Choć do diecezjalnej pieszej pielgrzymki na Jasną Górę jeszcze ponad 7 miesięcy, księża przewodnicy spotkali się na podsumowaniu tegorocznego wydarzenia. Wyciągnęli też wnioski na przyszły rok.
W parafii pw. św. Józefa Rzemieślnika w Koszalinie zebrali się bp Edward Dajczak, księża z diecezji oraz gospodarz, a zarazem kierownik pielgrzymki, ks. Tadeusz Kanthak.
Przedyskutowano dwa wydarzenia: najpierw bardziej odległe w czasie, czyli pielgrzymkę w roku 2016, następnie pielgrzymkę w najbliższe wakacje.

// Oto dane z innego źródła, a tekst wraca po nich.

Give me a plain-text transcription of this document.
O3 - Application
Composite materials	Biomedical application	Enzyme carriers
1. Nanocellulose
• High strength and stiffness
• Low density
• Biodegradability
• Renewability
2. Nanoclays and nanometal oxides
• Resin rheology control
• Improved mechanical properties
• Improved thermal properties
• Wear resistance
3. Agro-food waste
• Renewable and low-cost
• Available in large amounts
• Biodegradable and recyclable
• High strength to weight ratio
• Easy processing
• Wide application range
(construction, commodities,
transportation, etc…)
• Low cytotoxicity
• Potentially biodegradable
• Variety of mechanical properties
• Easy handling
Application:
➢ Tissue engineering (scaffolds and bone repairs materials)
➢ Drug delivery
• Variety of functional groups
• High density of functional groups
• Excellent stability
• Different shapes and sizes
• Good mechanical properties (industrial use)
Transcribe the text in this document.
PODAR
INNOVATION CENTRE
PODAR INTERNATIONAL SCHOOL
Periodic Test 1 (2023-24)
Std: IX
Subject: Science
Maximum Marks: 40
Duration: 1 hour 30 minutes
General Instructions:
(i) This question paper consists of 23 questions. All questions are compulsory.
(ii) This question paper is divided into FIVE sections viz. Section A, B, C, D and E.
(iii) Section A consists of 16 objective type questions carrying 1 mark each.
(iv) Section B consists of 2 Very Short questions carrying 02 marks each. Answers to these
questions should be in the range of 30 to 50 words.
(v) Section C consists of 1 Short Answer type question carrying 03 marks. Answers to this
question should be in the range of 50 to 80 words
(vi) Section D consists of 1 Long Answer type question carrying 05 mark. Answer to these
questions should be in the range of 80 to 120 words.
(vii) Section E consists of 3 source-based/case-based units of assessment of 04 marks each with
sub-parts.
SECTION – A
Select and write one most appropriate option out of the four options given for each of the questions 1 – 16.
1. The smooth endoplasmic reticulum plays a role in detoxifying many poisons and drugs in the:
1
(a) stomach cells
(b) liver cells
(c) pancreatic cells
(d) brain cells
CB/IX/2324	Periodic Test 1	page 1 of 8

Pierwszym postawionym pytaniem było: czy idziemy jako pielgrzymka na Światowe Dni Młodzieży 2016? Odpowiedź była jednogłośna: tak. Dlatego konieczne stało się rozważenie zmiany terminu pielgrzymki pieszej, by dostosować go do wydarzeń w Krakowie. Rozważano wyruszenie ze Skrzatusza 15 lipca 2016 roku, by dojść do Częstochowy 27 lipca. Potem młodzi, po oficjalnym rozwiązaniu pielgrzymki, mogliby dojechać na centralne uroczystości ŚDM w Krakowie. Sprawa nie jest przesądzona, wymaga jeszcze wielu ustaleń.
Drugim tematem była piesza pielgrzymka w roku 2015. Potwierdzono, że w odróżnieniu od lat ubiegłych, pielgrzymka nie wyruszy promieniście z miast naszej diecezji, by spotkać się w Skrzatuszu, lecz pielgrzymi dojadą do Skrzatusza indywidualnie, by tam rozpocząć wspólną drogę. Nie jest to projekt pionierski, ponieważ u początków istnienia pielgrzymki koszalińsko-kołobrzeskiej wyruszano do Częstochowy dopiero ze Skrzatusza.
Bp Dajczak i księża przewodnicy widzieli potrzebę większej ilości księży i sióstr zakonnych w grupach pielgrzymkowych oraz zainteresowania pielgrzymką większej ilości diecezjan. Zgodnie stwierdzono, że najskuteczniejszym zaproszeniem na pielgrzymkę jest to powiedziane osobiście. Dawano pozytywne przykłady namówienia na pielgrzymkę 2 parafian, by z każdym kolejnym rokiem było ich więcej.